Tonie Marshall et Lucie Borleteau lors de la présentation de Cannabis à Séries Mania  crédits Nathalie Prébende

Tonie Marshall et Lucie Borleteau lors de la présentation de Cannabis à Séries Mania crédits Nathalie Prébende

Pour vous qui venez du cinéma d’auteur et qui avez écrit tous vos films, comment s’approprie-t-on un texte qui n’est pas le sien ?

Lucie Borleteau : Une fois les textes validés, je me suis retrouvée seule face au texte – je n’avais pas de concessions à faire, d’autant plus que je trouvais les textes très bien. Pour moi un scénario est un objet transitoire qui est destiné à être mâché, remâché. Jusqu’au montage on réécrit les choses. C’est une expérience différente du film : on revient aux fondamentaux du métier de réalisateur. J’ai beaucoup pensé à Hollywood avant sa période auteur : Fritz Lang, il n’écrivait pas ses films ! Ce n’est pas parce que je n’ai pas écrit que je ne me sentais pas impliquée ; il n’y a aucune raison de se sentir diminué parce qu’on n’a pas écrit les épisodes. J’ai eu envie de prendre cette place-là. J’aimais beaucoup les textes, ça facilite les choses. Et puis comme j’ai réalisé les 6 épisodes, j’avais quand même la sensation de faire évoluer « mes » personnages, même s’ils n’appartiennent pas qu’à moi.

 

Comment s’est organisé le tournage des 6 épisodes ?

Lucie Borleteau : On a beaucoup crossboardé les épisodes : on a tourné par pays, puisque la série se passe entre la France, l’Espagne et le Maroc et qu’elle est entièrement tournée en décor naturel : ce qui se goupillait bien avec l’économie de la série. On m’avait prévenue que le manque d’argent allait être compliqué. Mais pour moi qui n’ai fait que des films fauchés, je n’ai jamais ressenti ce manque ! Ce qui était plus dur, en revanche, c’était le manque de temps. On n’a pas du tout le même rapport au temps quand on fait un film : pour Cannabis, on a dû commencer la préparation alors que l’écriture n’était pas terminée, ça me semblait dingue ! Et en même temps, c’est très stimulant : on n’a pas le temps de tergiverser pendant des heures, alors on est forcés de faire des choix, qui sont souvent assez radicaux.
Le danger c’est de perdre fil : j’avais en amont organisé des lectures techniques et des lectures comédiens par pays. Dans l’ordre mais par territoire ce qui nous permettait d’avoir une claire vision de la trajectoire des personnages et de ne pas se perdre au moment du tournage. Je suis très contente d’avoir organisé ça.

 

Arte avait envie de faire appel à une femme pour mettre en scène ce sujet « masculin ». Qu’en pensez-vous ?

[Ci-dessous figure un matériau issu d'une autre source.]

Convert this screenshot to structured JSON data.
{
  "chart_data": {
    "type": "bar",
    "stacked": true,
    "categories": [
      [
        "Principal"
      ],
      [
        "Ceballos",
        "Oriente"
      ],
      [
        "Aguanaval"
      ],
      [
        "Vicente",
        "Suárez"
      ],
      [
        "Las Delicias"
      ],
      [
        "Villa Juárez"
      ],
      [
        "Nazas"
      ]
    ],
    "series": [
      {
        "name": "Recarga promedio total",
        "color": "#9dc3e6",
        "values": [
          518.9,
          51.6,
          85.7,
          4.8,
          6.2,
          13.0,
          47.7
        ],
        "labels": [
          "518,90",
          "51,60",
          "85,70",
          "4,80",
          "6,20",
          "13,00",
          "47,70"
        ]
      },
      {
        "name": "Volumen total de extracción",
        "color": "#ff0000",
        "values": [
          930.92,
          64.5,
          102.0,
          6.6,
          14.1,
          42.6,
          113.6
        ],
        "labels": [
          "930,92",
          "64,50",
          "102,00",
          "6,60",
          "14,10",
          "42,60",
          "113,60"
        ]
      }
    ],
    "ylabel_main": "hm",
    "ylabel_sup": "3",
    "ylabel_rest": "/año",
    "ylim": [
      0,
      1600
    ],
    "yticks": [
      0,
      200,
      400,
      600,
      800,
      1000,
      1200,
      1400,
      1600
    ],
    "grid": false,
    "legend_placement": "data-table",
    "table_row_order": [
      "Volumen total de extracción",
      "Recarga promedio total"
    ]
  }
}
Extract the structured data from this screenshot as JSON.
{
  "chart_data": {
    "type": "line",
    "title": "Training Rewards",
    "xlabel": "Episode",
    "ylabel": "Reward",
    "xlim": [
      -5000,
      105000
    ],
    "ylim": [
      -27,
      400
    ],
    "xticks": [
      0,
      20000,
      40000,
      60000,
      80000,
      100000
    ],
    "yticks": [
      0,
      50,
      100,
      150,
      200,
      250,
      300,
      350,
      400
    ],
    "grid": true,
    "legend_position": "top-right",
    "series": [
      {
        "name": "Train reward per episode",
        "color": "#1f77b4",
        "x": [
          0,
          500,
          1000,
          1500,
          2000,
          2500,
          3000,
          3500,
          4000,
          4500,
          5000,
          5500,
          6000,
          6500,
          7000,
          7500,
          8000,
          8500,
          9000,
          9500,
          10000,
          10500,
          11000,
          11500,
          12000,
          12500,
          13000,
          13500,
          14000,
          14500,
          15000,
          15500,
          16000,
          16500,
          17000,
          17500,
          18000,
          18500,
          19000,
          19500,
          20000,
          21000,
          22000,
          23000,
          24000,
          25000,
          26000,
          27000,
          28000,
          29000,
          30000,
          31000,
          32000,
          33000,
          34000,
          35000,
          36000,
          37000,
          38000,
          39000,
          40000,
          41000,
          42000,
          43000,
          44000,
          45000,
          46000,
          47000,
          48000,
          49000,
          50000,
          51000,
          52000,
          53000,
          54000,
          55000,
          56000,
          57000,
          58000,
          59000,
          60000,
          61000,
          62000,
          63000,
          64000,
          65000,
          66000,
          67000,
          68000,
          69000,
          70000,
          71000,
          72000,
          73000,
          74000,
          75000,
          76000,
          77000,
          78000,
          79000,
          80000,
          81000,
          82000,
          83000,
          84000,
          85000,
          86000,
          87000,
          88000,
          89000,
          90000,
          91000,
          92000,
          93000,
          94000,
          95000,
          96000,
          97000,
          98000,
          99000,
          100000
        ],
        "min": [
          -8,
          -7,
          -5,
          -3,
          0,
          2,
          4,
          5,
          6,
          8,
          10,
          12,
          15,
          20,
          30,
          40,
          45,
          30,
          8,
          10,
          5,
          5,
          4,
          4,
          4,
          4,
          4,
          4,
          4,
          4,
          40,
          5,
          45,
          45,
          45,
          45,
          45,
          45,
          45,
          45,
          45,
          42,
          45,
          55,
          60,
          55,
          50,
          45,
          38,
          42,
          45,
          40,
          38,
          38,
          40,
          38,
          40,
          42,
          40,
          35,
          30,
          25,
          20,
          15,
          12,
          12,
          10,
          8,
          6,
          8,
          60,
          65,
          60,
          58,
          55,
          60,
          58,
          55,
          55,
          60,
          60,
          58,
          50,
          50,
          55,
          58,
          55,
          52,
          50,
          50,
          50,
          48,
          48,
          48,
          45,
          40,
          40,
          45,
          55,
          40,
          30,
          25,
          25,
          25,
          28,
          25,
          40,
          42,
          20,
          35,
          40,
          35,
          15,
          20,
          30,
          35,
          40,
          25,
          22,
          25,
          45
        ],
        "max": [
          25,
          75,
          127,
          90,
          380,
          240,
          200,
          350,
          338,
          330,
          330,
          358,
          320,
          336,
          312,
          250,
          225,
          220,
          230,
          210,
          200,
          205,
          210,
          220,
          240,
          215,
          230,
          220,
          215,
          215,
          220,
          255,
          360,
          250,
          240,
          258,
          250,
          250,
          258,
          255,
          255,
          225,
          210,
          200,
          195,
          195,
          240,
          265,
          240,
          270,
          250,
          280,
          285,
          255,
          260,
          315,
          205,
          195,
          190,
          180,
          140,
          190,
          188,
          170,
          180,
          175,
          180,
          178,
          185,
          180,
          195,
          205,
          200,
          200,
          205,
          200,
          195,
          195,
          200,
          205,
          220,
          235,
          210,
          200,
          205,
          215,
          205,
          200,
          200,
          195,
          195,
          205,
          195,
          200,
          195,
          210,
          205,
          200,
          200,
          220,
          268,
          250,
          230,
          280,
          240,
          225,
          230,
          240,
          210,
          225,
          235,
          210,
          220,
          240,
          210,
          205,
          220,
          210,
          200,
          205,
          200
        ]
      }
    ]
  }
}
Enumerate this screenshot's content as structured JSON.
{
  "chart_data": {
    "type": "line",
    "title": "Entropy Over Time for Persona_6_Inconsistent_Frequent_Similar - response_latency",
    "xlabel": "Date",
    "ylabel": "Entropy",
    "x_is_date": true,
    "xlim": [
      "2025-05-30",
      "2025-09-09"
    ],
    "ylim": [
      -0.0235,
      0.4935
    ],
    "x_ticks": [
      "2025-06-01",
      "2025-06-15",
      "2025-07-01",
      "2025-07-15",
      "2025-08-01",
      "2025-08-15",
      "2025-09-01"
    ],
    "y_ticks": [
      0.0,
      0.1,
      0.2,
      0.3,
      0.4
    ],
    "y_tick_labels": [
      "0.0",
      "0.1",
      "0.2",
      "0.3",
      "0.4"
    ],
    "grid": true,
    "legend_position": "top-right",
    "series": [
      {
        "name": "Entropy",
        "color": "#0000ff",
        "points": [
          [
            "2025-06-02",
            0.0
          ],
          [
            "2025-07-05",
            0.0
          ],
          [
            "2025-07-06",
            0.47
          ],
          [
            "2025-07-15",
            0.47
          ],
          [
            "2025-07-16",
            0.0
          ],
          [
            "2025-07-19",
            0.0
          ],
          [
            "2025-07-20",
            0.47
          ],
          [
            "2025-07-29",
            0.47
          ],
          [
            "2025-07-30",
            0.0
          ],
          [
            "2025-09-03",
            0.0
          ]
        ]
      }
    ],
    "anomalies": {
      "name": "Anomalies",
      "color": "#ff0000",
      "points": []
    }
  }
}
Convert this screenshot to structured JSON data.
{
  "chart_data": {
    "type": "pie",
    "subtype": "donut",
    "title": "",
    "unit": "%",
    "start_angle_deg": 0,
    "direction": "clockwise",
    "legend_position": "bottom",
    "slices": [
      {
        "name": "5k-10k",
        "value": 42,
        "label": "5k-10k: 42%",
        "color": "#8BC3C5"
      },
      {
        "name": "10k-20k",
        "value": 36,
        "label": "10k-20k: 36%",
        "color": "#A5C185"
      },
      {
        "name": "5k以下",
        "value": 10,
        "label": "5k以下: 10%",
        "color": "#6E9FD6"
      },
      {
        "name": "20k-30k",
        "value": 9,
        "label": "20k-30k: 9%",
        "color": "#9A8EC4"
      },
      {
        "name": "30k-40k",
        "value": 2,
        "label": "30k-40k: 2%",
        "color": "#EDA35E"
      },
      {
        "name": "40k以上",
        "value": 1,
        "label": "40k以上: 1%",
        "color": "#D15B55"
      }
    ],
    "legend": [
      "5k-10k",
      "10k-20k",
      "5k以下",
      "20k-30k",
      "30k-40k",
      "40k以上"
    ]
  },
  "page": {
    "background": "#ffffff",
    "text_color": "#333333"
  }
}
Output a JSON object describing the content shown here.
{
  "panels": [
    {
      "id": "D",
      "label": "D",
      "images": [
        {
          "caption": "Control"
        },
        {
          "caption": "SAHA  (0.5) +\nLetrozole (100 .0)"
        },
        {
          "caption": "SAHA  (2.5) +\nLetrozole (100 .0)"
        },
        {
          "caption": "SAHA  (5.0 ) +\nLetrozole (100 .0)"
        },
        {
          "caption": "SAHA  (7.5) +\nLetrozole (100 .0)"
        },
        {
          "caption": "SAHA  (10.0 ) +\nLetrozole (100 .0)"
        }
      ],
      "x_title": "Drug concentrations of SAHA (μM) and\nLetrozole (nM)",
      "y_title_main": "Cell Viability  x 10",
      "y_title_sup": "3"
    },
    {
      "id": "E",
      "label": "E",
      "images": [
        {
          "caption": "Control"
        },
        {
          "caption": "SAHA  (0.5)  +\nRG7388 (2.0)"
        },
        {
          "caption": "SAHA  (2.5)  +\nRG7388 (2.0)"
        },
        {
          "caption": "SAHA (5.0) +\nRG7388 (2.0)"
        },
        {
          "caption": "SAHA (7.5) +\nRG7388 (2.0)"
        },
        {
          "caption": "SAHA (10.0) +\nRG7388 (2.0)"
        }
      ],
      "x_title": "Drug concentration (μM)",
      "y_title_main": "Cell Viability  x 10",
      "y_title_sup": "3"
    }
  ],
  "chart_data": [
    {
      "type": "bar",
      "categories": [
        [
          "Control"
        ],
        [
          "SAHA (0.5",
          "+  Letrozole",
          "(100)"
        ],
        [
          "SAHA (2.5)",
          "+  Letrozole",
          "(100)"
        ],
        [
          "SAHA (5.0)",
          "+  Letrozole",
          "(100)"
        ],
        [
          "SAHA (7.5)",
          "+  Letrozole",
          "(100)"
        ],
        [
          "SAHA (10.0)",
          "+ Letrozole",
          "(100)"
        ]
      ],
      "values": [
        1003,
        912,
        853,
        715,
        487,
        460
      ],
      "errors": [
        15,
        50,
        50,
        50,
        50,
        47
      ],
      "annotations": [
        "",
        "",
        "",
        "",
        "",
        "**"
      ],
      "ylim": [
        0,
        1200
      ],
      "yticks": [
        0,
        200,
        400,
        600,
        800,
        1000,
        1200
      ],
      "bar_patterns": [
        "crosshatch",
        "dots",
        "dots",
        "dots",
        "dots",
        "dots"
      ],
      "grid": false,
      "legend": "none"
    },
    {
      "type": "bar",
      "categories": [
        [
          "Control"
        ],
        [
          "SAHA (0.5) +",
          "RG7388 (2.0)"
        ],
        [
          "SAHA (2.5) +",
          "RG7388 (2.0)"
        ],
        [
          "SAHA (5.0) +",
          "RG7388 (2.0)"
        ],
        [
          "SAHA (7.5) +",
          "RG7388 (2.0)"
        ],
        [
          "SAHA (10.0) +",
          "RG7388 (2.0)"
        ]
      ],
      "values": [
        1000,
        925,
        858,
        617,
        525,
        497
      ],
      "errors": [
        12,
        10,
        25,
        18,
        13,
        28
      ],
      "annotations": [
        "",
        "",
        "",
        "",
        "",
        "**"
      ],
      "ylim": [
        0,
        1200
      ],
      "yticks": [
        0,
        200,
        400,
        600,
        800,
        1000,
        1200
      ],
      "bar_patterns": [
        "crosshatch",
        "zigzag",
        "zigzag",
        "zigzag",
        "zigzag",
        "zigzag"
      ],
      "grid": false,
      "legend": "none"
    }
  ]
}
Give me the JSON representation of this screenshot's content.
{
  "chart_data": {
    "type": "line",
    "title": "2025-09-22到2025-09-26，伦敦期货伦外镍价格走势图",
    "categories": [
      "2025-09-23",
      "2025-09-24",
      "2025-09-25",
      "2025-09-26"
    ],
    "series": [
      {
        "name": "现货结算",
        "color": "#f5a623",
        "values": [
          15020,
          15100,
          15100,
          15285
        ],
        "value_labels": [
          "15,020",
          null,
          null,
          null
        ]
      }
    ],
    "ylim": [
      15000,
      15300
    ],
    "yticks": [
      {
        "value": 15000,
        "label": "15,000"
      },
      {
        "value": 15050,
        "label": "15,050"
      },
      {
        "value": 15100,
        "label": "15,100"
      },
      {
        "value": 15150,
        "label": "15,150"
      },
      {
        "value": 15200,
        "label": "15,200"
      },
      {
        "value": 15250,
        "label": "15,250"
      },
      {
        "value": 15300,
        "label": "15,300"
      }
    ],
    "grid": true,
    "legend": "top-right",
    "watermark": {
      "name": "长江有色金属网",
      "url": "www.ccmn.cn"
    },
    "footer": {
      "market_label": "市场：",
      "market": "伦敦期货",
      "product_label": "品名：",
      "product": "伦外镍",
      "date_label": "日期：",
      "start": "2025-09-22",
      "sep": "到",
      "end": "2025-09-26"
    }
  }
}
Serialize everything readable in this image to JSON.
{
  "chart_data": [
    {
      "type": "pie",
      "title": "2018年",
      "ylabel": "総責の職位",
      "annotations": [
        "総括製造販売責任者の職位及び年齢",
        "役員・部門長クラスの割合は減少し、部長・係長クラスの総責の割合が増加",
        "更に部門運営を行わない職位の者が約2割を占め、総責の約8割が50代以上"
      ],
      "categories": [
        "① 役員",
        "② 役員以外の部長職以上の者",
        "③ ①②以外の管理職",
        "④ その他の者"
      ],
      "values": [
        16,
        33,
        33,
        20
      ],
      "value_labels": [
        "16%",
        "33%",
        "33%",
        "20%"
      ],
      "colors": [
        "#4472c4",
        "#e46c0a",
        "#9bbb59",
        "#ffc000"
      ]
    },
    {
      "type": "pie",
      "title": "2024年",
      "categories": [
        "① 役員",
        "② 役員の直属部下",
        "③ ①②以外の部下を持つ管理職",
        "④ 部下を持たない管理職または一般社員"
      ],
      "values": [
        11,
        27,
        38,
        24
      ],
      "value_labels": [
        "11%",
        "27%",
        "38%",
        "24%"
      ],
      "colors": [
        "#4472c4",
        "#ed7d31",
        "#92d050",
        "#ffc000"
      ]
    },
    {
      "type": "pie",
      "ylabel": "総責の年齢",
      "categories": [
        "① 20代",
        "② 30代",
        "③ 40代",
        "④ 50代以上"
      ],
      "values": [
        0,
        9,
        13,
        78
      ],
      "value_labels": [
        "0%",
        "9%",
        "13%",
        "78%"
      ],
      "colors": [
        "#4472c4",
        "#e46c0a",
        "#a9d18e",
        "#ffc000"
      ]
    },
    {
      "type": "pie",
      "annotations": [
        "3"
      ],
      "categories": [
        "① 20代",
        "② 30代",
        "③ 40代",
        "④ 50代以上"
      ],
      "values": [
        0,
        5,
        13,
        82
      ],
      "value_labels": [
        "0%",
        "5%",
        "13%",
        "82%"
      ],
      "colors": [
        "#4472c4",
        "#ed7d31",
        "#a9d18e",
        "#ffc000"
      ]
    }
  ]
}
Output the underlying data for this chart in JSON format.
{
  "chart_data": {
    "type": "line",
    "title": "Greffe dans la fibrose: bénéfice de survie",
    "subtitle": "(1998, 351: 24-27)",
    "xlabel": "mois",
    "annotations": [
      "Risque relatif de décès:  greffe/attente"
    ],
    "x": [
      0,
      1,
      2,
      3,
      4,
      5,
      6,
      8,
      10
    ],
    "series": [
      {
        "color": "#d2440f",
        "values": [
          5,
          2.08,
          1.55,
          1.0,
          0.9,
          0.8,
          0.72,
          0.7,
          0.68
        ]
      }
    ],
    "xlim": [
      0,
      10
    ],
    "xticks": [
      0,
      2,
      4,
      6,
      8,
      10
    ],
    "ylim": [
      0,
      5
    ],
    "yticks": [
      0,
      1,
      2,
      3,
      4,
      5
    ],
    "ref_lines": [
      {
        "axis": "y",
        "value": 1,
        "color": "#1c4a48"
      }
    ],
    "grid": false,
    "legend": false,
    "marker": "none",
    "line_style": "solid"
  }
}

Lucie Borleteau : Je ne crois pas que la mise en scène ait un genre. Je suis sensible à certaines trajectoires de personnages, à la sensualité dans la mise en scène, mais il s’agit de ma nature, pas de mon sexe. Kathryn Bigelow n’aurait pas réalisé Cannabis de la même manière ! J’ai en revanche été frappée de voir qu’en télévision, on s’occupe très tôt de faire émerger des personnages féminins forts, même dans une série sur le trafic de drogue. Il me semble qu’il y a davantage de femmes dans des postes décisionnaires, en chaîne et en production, mais c’est peut-être aussi dû à l’obsession d’attirer la ménagère…

 

 

Interview réalisée le 21 avril 2016 par Laure Bourdon Zarader et Marine Maugrain-Legagneur, étudiantes de la promotion 2016 « Création de Séries TV » de la Fémis.